What is also universal, and also fundamental, is a desire for traceability.  Not just approximate traceability that might define batches, or sources, but fanatical traceability that defines every individual part or process in detail.

What we need universally is a system where every machine is able to do a number of things:

  1. It must detect external influences, recognizing each as unique, and recording them.  This could be components, consumables, operators, or the machines elsewhere on the line;
  2. It must be able to record the process it has performed with those influences, including all the process parameters;
  3. And it must be able to communicate to the outside world where some intelligent system can make use of the data;

If these three criteria are met then the machine is ‘IoM Ready’ - that is t say that it can operate within the Internet of Manufacturing.  An ecosystem where everything is ‘IoM Ready’ can provide total control, total closed loop feedback and total traceability.  This system is the minimum environment in which artificial manufacturing intelligence can exist or be developed to improve the process, driving quality and yield up and cost down.
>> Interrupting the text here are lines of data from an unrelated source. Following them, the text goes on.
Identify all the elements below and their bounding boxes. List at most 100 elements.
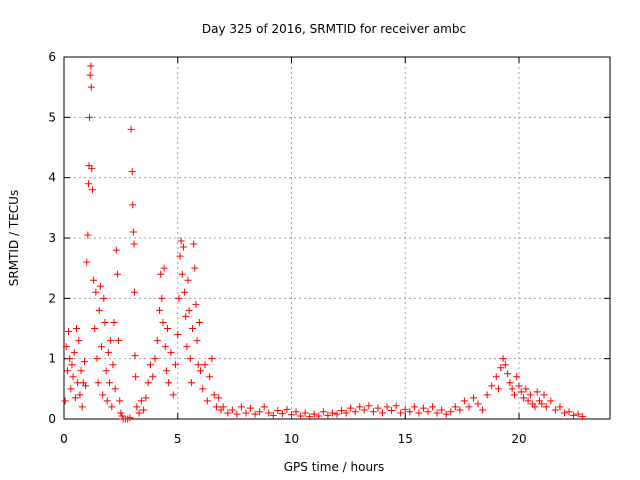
data-point — [515, 382, 523, 390]
data-point — [269, 411, 277, 419]
data-point — [153, 337, 161, 345]
data-point — [506, 379, 514, 387]
data-point — [456, 406, 464, 414]
y-tick-label: 0 — [48, 412, 56, 426]
data-point — [164, 325, 172, 332]
data-point — [215, 394, 223, 402]
data-point — [256, 408, 264, 416]
data-point — [379, 409, 386, 417]
x-tick-label: 10 — [284, 432, 299, 446]
data-point — [84, 231, 92, 239]
data-point — [547, 397, 555, 405]
data-point — [130, 240, 138, 248]
data-point — [99, 391, 107, 399]
data-point — [71, 394, 79, 402]
data-point — [189, 325, 197, 332]
data-point — [69, 373, 77, 381]
data-point — [77, 367, 85, 375]
data-point — [228, 406, 236, 414]
data-point — [524, 397, 532, 405]
data-point — [533, 388, 541, 396]
data-point — [442, 410, 450, 418]
data-point — [470, 394, 477, 402]
data-point — [526, 391, 534, 399]
data-point — [132, 373, 140, 381]
data-point — [83, 258, 91, 266]
data-point — [149, 373, 157, 381]
data-point — [247, 404, 255, 412]
data-point — [328, 409, 336, 417]
data-point — [278, 410, 286, 418]
data-point — [179, 243, 187, 251]
x-tick-label: 5 — [174, 432, 182, 446]
data-point — [429, 403, 437, 411]
data-point — [306, 413, 314, 421]
data-point — [115, 337, 123, 345]
data-point — [88, 186, 96, 194]
data-point — [212, 403, 220, 411]
data-point — [174, 331, 182, 339]
data-point — [195, 318, 203, 326]
data-points — [61, 62, 587, 423]
data-point — [333, 410, 341, 418]
data-point — [513, 373, 521, 381]
data-point — [538, 400, 546, 408]
data-point — [186, 355, 194, 363]
data-point — [194, 361, 202, 369]
data-point — [80, 358, 88, 366]
data-point — [158, 294, 166, 302]
data-point — [301, 409, 309, 417]
data-point — [551, 406, 559, 414]
data-point — [197, 367, 204, 375]
data-point — [319, 408, 327, 416]
data-point — [68, 361, 76, 369]
data-point — [508, 385, 516, 393]
data-point — [101, 318, 109, 326]
data-point — [510, 391, 518, 399]
data-point — [182, 312, 190, 320]
data-point — [479, 406, 487, 414]
data-point — [419, 404, 427, 412]
y-tick-label: 6 — [48, 50, 56, 64]
data-point — [177, 237, 185, 245]
data-point — [183, 343, 191, 351]
data-point — [522, 385, 530, 393]
data-point — [102, 367, 110, 375]
data-point — [540, 391, 548, 399]
x-tick-label: 0 — [60, 432, 68, 446]
data-point — [93, 355, 101, 363]
data-point — [465, 403, 473, 411]
data-point — [118, 412, 126, 420]
data-point — [292, 408, 300, 416]
data-point — [297, 412, 305, 420]
data-point — [133, 403, 141, 411]
data-point — [161, 343, 169, 351]
data-point — [338, 407, 346, 415]
data-point — [162, 367, 170, 375]
data-point — [499, 355, 507, 363]
data-point — [265, 409, 273, 417]
data-point — [86, 71, 94, 79]
data-point — [91, 325, 99, 332]
data-point — [167, 349, 175, 357]
data-point — [224, 409, 232, 417]
data-point — [574, 410, 582, 418]
data-point — [347, 404, 355, 412]
data-point — [210, 391, 218, 399]
data-point — [492, 373, 500, 381]
data-point — [129, 201, 137, 209]
data-point — [483, 391, 491, 399]
data-point — [199, 385, 207, 393]
data-point — [203, 397, 211, 405]
data-point — [570, 411, 578, 419]
data-point — [62, 343, 70, 351]
data-point — [94, 379, 102, 387]
data-point — [90, 276, 98, 284]
data-point — [206, 373, 214, 381]
data-point — [85, 113, 93, 121]
data-point — [497, 364, 505, 372]
data-point — [184, 276, 192, 284]
data-point — [474, 400, 482, 408]
data-point — [274, 407, 282, 415]
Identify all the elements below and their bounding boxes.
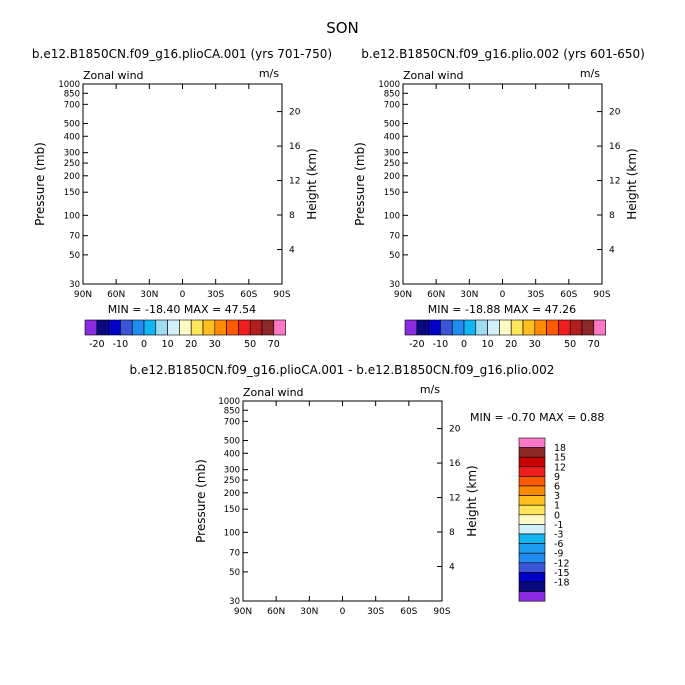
y2-tick-label: 4 [289, 246, 295, 256]
colorbar-label: 20 [185, 339, 197, 350]
y-tick-label: 700 [64, 100, 80, 110]
colorbar-swatch [120, 319, 133, 336]
figure-title: SON [326, 19, 359, 37]
y-tick-label: 400 [64, 132, 80, 142]
colorbar-swatch [226, 319, 239, 336]
x-tick-label: 0 [180, 290, 186, 300]
panel-right-variable-label: Zonal wind [403, 69, 464, 82]
colorbar-swatch [108, 319, 121, 336]
panel-left-ylabel: Pressure (mb) [33, 142, 47, 226]
y2-tick-label: 16 [289, 142, 301, 152]
colorbar-label: 70 [268, 339, 280, 350]
x-tick-label: 30S [207, 290, 224, 300]
y-tick-label: 70 [69, 232, 80, 242]
colorbar-label: -20 [89, 339, 105, 350]
colorbar-swatch [167, 319, 180, 336]
y-tick-label: 30 [69, 280, 80, 290]
panel-right-units-label: m/s [580, 67, 600, 80]
colorbar-swatch [238, 319, 251, 336]
x-tick-label: 60N [107, 290, 125, 300]
y-tick-label: 300 [64, 149, 80, 159]
y-tick-label: 1000 [58, 80, 80, 90]
colorbar-swatch [155, 319, 168, 336]
colorbar-swatch [261, 319, 275, 336]
y-tick-label: 500 [64, 120, 80, 130]
y-tick-label: 150 [64, 188, 80, 198]
panel-right-title: b.e12.B1850CN.f09_g16.plio.002 (yrs 601-… [361, 47, 645, 61]
colorbar-label: 50 [244, 339, 256, 350]
y2-tick-label: 12 [289, 177, 300, 187]
colorbar-swatch [249, 319, 263, 336]
x-tick-label: 90S [273, 290, 290, 300]
panel-left: b.e12.B1850CN.f09_g16.plioCA.001 (yrs 70… [32, 47, 332, 350]
colorbar-swatch [143, 319, 157, 336]
y2-tick-label: 8 [289, 211, 295, 221]
x-tick-label: 30N [140, 290, 158, 300]
panel-left-y2label: Height (km) [305, 148, 319, 219]
y-tick-label: 100 [64, 211, 80, 221]
colorbar-label: 30 [209, 339, 221, 350]
panel-right: b.e12.B1850CN.f09_g16.plio.002 (yrs 601-… [353, 47, 645, 350]
colorbar-swatch [96, 319, 109, 336]
panel-left-axes: 90N 60N 30N 0 30S 60S 90S 30 50 70 100 150 200 250300… [58, 80, 300, 300]
colorbar-label: 10 [162, 339, 174, 350]
colorbar-swatch [202, 319, 216, 336]
panel-left-variable-label: Zonal wind [83, 69, 144, 82]
colorbar-swatch [179, 319, 192, 336]
colorbar-swatch [273, 319, 286, 336]
y-tick-label: 50 [69, 251, 80, 261]
colorbar-swatch [214, 319, 227, 336]
colorbar-swatch [131, 319, 145, 336]
panel-left-minmax: MIN = -18.40 MAX = 47.54 [108, 303, 256, 316]
y-tick-label: 850 [64, 89, 80, 99]
y2-tick-label: 20 [289, 108, 301, 118]
x-tick-label: 90N [74, 290, 92, 300]
panel-left-frame [82, 83, 283, 285]
colorbar-swatch [84, 319, 98, 336]
colorbar-label: 0 [141, 339, 147, 350]
colorbar-label: -10 [113, 339, 129, 350]
panel-left-units-label: m/s [259, 67, 279, 80]
y-tick-label: 250 [64, 159, 80, 169]
panel-left-title: b.e12.B1850CN.f09_g16.plioCA.001 (yrs 70… [32, 47, 332, 61]
panel-left-colorbar: -20 -10 0 10 20 30 50 70 [84, 319, 286, 350]
y-tick-label: 200 [64, 172, 80, 182]
x-tick-label: 60S [240, 290, 257, 300]
colorbar-swatch [190, 319, 204, 336]
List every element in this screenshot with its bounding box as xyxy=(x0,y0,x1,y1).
You can only improve what you can measure, so if you measure everything, surely you will be able to improve everything, and surely that’s the objective.  An obvious benefit of measuring and recording everything with IoM, or the digital factory, is visibility backwards and forwards.   By backwards I mean traceability, being able to see exactly what happened and why.  This means when a recall occurs or a batch of product starts to fail in the field it is clear what went into to them, where they were made, how they were made, and hopefully some insight into what went wrong.  In terms of forward, when we have all the data and measurements we can also make predictions consummate with external influences, such as assessing the likely impact of a natural disaster that impacts the supply chain, or what-if scenarios if products ramp at a particular speed or in a particular region.
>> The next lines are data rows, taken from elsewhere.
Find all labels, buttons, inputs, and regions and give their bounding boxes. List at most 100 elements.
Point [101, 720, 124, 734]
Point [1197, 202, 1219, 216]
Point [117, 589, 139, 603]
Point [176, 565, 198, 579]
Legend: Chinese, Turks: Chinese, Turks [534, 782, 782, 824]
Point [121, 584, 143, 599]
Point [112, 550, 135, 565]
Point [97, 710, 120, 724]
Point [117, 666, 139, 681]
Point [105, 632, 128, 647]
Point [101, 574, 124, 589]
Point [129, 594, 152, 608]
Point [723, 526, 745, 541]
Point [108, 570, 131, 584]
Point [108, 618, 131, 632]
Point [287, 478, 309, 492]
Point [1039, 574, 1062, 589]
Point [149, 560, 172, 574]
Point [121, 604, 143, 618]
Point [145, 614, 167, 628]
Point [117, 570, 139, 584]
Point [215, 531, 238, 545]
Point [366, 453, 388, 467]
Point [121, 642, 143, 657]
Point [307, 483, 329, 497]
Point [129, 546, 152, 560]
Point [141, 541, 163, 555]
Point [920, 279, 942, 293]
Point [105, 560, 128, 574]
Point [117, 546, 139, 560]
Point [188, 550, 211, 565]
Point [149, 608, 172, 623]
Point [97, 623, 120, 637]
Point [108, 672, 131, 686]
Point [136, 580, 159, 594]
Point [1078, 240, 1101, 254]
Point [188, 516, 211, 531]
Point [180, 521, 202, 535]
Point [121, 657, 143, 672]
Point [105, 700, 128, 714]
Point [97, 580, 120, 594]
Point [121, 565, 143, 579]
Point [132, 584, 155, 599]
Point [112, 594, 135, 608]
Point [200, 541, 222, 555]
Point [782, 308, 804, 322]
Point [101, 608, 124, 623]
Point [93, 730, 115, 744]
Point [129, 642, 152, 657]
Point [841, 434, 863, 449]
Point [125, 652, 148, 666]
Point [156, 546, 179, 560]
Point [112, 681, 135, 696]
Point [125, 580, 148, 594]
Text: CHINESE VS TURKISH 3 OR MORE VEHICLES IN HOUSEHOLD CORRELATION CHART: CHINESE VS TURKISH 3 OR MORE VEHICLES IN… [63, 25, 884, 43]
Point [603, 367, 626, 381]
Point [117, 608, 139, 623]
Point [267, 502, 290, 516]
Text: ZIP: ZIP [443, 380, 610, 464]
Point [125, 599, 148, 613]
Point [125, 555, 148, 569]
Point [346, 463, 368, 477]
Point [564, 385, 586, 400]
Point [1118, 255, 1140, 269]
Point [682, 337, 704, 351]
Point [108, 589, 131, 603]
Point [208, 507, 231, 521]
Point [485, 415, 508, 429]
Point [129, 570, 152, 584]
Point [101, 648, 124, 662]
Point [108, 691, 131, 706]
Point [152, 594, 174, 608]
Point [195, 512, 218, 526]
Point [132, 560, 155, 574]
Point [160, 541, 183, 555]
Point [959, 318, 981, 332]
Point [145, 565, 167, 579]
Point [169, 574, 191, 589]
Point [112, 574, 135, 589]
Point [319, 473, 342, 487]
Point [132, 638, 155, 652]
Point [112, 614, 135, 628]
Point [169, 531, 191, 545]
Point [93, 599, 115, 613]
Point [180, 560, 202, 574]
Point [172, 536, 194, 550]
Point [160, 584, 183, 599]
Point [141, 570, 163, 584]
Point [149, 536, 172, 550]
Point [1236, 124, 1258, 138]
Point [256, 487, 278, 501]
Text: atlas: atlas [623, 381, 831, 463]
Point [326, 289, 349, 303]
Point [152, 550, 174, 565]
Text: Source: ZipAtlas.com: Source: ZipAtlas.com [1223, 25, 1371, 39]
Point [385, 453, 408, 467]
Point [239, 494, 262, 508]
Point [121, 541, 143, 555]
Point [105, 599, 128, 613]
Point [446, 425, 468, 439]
All in the entire thing boils down to visibility.  We all want it, we all want 20/20 hindsight along with an accurate crystal ball to see into the future and tell us that the supply chain and the manufacturing ecosystem can manage variability in an agile and dynamic manner.

So, let’s add IoM to our vocabulary, and let’s define it quite precisely.  If you agree, disagree or have a strong opinion either way, call me on it.  Tweet me (@philipstoten) and use the hashtag #IoM.

Surely one more acronym won’t hurt, will it?